What is pressure at microscopic level in a liquid? how can I imagine it? what i mean to say is that, in a liquid (ideal) pressure gets transmitted undiminished, what it means is that a molecule applies equal amount of force to all the molecules in its vicinity how? how do non ideal liquids not satisfy this condition.  
 A: Pressure is a macroscopic concept which embodies the information about the contact force between two pieces of the same or different material. From a fundamental point it can be obtained as time average of a microscopic observable. In order to develop a correct intuition about pressure at microscopic level, the key point is the time average. It is not the direct instantaneous force between molecules which justifies one of the main properties of pressure in a static fluid: its isotropy. 

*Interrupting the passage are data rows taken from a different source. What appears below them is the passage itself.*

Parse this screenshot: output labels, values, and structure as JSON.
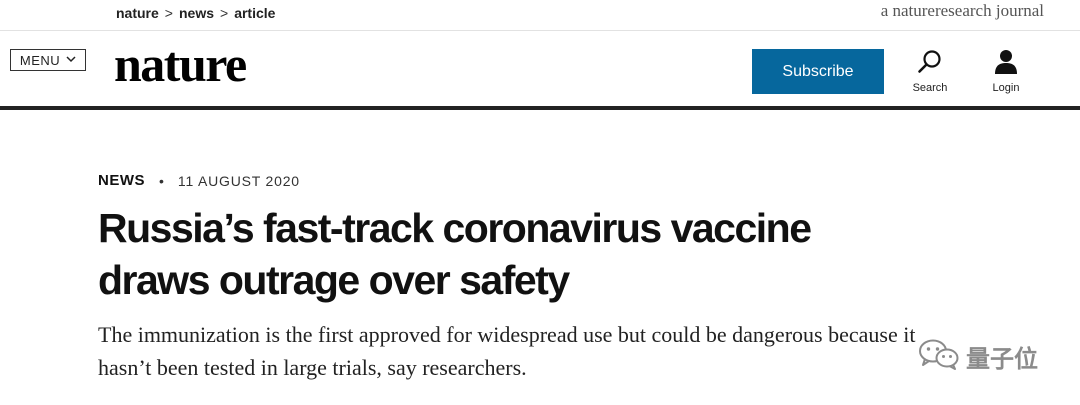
{
  "breadcrumb": {
    "items": [
      "nature",
      "news",
      "article"
    ],
    "separator": ">"
  },
  "journal_tag": "a natureresearch journal",
  "header": {
    "menu_label": "MENU",
    "logo": "nature",
    "subscribe_label": "Subscribe",
    "search_label": "Search",
    "login_label": "Login",
    "subscribe_color": "#06679d"
  },
  "article": {
    "type": "NEWS",
    "date": "11 AUGUST 2020",
    "headline": "Russia’s fast-track coronavirus vaccine draws outrage over safety",
    "standfirst": "The immunization is the first approved for widespread use but could be dangerous because it hasn’t been tested in large trials, say researchers."
  },
  "watermark": {
    "text": "量子位",
    "icon": "wechat-icon"
  }
}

A possible microscopic observable is the so called microscopic stress tensor. For a system of particles in a volume $V$ interacting through pair-wise forces ${\bf f}_{ij}$ it is
$$
{\bf \sigma} = \frac{1}{V}\sum_i \left[ -m_i {\bf \dot u}_i\otimes{\bf \dot u}_i   + \frac{1}{2}\sum_{j\neq i} {\bf r}_{ij}\otimes{\bf f}_{ij}\right]
$$
where ${\bf u}_i$ is the velocity of the $i$-th particle referred to the average velocity and ${\bf r}_{ij}= {\bf r}_{i}-{\bf r}_{j}$.
At equilibrium, the average of each diagonal component  ${\bf \sigma}_{\alpha \alpha}$ is equal to the others and it is also equal to thermodynamic pressure.